After seven years in Papua New Guinea, at last Behrouz Boochani is free from the torment he has suffered under Australia’s abusive offshore immigration detention program.
Boochani, the author of 'No Friend But The Mountains', winner of the National Biography Award, has been given a reprieve by the New Zealand Government.
As Dr Graham Thom, Refugee Coordinator for the independent organisation, Amnesty International Australia, writes:
I was there to meet him at the airport last night in Auckland. It was a scene of jubilation.
I have known Behrouz personally for most of the time he was held on Manus, so to see him reach safety, amongst friends, is difficult to describe. I can only imagine how he is feeling. Amnesty International and many other partners have worked very hard to make this dream a reality.
Yet we cannot rest until every single person Australia has kept in exile offshore in Papua New Guinea and Nauru is safe.
Behrouz arriving in New Zealand illustrates the bizarre hypocrisy of the Australian Government’s decision to block vulnerable refugees trapped for seven years from getting to freedom.
We have worked tirelessly with partners to help refugees from Nauru and Papua New Guinea to get to the USA, Canada, Switzerland and other places in Europe.
Therearealternatives. Australia must accept all the offers generously made to get these people to safety. New Zealand has offered to take 150 refugees a year, which could help more than half those that remain trapped in Papua New Guinea.
Amnesty has witnessed first hand the suffering on both Manus and Nauru. It is imperative to get people off these islands without delay.

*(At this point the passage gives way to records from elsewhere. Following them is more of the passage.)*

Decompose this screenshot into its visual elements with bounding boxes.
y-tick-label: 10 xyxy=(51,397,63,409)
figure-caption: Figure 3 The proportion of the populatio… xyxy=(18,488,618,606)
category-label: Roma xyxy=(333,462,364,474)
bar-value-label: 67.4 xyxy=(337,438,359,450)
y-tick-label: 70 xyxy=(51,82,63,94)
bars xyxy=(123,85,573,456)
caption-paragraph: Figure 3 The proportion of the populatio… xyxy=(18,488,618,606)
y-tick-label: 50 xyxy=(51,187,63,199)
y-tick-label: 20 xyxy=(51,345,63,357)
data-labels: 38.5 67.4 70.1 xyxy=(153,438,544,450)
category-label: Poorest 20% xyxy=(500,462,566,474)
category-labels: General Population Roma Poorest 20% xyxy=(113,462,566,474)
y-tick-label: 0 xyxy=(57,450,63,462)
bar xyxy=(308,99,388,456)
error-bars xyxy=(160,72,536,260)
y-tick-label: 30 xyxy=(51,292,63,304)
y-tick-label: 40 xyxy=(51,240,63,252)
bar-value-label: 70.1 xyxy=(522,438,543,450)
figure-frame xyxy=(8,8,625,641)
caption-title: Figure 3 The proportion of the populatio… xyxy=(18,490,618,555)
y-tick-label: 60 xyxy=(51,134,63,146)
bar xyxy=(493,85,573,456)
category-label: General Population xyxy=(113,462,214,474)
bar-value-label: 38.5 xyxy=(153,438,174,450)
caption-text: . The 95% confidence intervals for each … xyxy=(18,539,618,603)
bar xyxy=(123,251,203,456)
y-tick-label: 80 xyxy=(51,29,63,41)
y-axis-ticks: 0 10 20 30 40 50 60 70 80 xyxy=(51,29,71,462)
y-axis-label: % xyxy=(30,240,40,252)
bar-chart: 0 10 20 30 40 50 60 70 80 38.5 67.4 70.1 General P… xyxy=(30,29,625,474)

As Behrouz said recently of those trapped on Nauru and in PNG:
... what is unfolding [offshore] is a human tragedy. It is a humanitarian crisis, and it is getting increasingly more dangerous as the days go by. In order to move beyond this critical situation only one option exists: that is for the Australian government to abide by the international laws which it is obligated to; it must acknowledge the human rights of refugees. There is no other way to act on this but to free the innocent human beings who they have tortured systematically for years.
Despite the billions of dollars Australia has spent to keep vulnerable refugees out of mind and out of sight, our government could not silence Behrouz.
He found a way through writing and publication to explain the brutality he and all those trapped offshore were enduring, and he found an audience of millions of people around the world. He told us of the deaths, the suicides, the self-harm, the extinguishment of hope and the everyday indignities Australia’s offshore detention regime meted out to people who only sought safety and freedom.